His quest took him across the sea to another realm. His uncle nearly proved too much, and faced with the possibility of his own demise, the prince took a great risk, struck a terrible deal, paid a horrible price. Even though others had paid in his place, he knew it to be a terrible price nevertheless.
But he was free, he was alive, he was safe, and he did not care.
Once upon a time there was a princess with a heart made of ice.
She knew it very well, it wasn’t knowing that was the problem; rather, it was more of a matter of what could be done about it. Her mother sent for the best physicians in the land but they all shook their heads sadly.
“There’s nothing we can do.” they said. “It’s lucky it’s not fatal.” they said. “She’ll be all right as long as it never shatters.” they told her mother, warning in their eyes.
She was brave, she knew, and she was smart, she knew. She did as she was told. She thought she knew about life.
She met a prince with hair as golden as the sun and eyes cornflower blue. She thought he loved her. But he didn’t.
She wondered if it was because of her frozen heart, because he thought that she could never love him back, if that was why he did not love her. She followed the steps, did exactly as her mother said, but still, he did not love her.

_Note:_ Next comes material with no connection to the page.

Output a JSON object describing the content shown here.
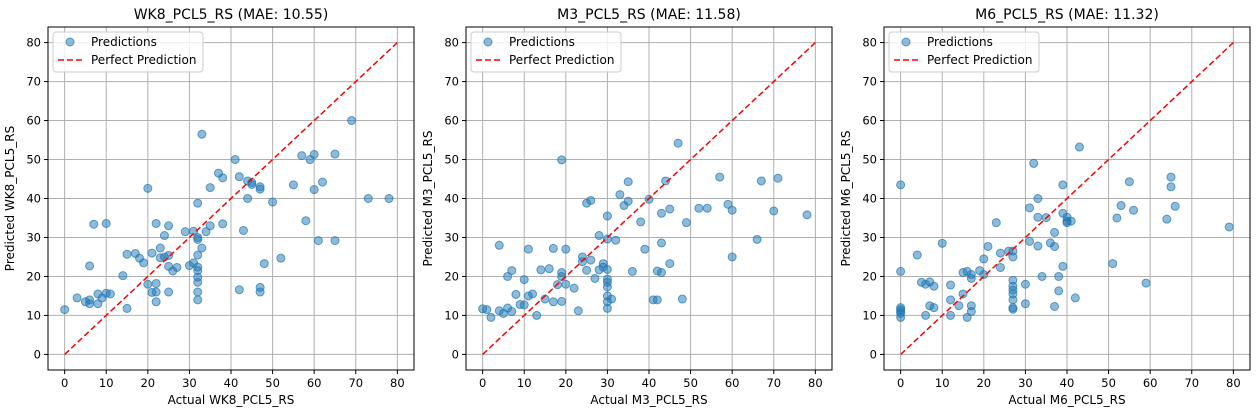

Her heart ached under the strain, but it did not break. It was frozen far too deep for that, like the hard winter’s ground that breaks a shovel handle.
So she lived through her pain, like a winter that lasts for one hundred years. And, just when she began to believe that her winter would last forever, he came, like the sun. Bright and burning and fearless, glowing through the twilight.
“Take my hand.” he said, eyes shining bright. She takes it, the warmth burning through the frost covering her skin.
The ring that he placed into the soft palm of her hand rests there, heavy.
And her heart, suddenly, beats.
When he kisses her she knows that the curse has been broken, the veil lifted. They walk through the twilight, hand in hand.
Some might say that they lived happily ever after, but actually, that was up to them.